【真题实战一】(2017 年山东大学真题)
CHINA’s biggest carmaker does not seem to be doing so badly, a first glance at SAIC’s third quarter results on October 30th would suggest. Net profits rose by nearly 5% compared with a year earlier, to 6.8 billion yuan ($1.1 billion). But SAIC, like the country’s many other domestic car firms, is not firing on all cylinders and is far from living up to the hopes the government has invested in the state giant.
SAIC makes a quarter of the vehicles that crawl along the country’s congested roads. In the third quarter it sold 1.3m cars, 9% more than a year earlier. Overall Chinese demand, tempered by a cooling economy, grew by just 4%. But SAIC’s success was mostly due not to cars bearing its own badges, but Volkswagen and General Motors models, made in factories jointly operated with these two Western giants.
Foreign carmakers were forced to collaborate with Chinese ones as the price for entering what is now the world’s largest automotive market. SAIC’s partnerships with VW and GM are flourishing, as are the other Chinese-foreign joint ventures. The government had hoped that, by now, domestic firms would have absorbed all they needed to know from the foreigners about making and selling world-class cars and be ready to get by without them.
But the success of the joint ventures has made the Chinese firms complacent. They have failed to develop their own technology, styling or marketing capability. SAIC has long been losing money on its own-brand cars, which sell under badges such as Roewe and MG (the latter a faded British brand it bought along with other parts of the collapsed Rover Group). In the latest quarter the losses rose sharply, to around 2 billion yuan. A vicious circle has set in: the poor financial performance of Chinese firms’ own brands has sapped their will to invest in research and development to improve their performance on the road and in the showrooms. Little wonder, then, that Chinese motorists spurn pleas for patriotism and covet foreign-badged motors.
The government has tried to fix the problem by pressing the foreign carmakers to work with the locals to create new brands combining international flair with Chinese characteristics. So far this has made little difference: Chinese brands account for only about one-third of domestic sales, and their share continues to dwindle.
Chinese vehicles have not travelled well. Exports, mostly to poor countries where drivers care about price more than image, were fewer than 600,000 in 2013, 10% lower than the year before. SAIC’s hopes that Rover Group’s brands and technology would help it do better in rich countries have yet to be met. Three years after it relaunched the MG brand in Britain, it is selling just a few hundred cars a month there. Likewise, Geely, a smaller Chinese maker, has yet to see much benefit from buying Volvo of Sweden.

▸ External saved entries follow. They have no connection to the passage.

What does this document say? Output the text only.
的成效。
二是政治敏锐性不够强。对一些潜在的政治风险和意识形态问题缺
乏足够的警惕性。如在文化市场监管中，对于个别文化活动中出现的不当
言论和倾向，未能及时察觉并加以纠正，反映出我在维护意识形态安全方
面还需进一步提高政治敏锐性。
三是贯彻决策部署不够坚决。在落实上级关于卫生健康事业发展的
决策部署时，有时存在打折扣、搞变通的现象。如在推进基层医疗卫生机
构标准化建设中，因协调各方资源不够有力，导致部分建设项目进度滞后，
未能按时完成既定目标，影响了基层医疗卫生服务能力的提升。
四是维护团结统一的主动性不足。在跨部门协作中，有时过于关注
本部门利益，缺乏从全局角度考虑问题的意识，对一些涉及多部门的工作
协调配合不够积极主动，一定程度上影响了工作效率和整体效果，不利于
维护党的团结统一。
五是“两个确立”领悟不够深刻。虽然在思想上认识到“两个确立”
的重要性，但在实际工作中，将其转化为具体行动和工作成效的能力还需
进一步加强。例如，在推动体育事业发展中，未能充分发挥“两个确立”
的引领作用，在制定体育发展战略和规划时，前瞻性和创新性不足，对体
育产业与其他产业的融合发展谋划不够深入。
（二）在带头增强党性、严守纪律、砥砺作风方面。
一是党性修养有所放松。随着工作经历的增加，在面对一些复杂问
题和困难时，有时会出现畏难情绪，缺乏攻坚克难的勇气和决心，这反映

China’s carmakers are still trying to improve. A recent survey from JD Power, a market-research firm, shows that the quality gap with foreign rivals is closing. The Chinese firms are busy hiring Western designers to make their models more distinguished. But like many of its peers, SAIC lacks foreign managers who have the skills to market cars abroad and set up the service networks that buyers expect. No wonder the government’s ambition for China to boast two or three world-class car firms, with badges as recognizable as Toyotas or Fords, remains a distant dream.
Q1: Please introduce SAIC briefly in your own words.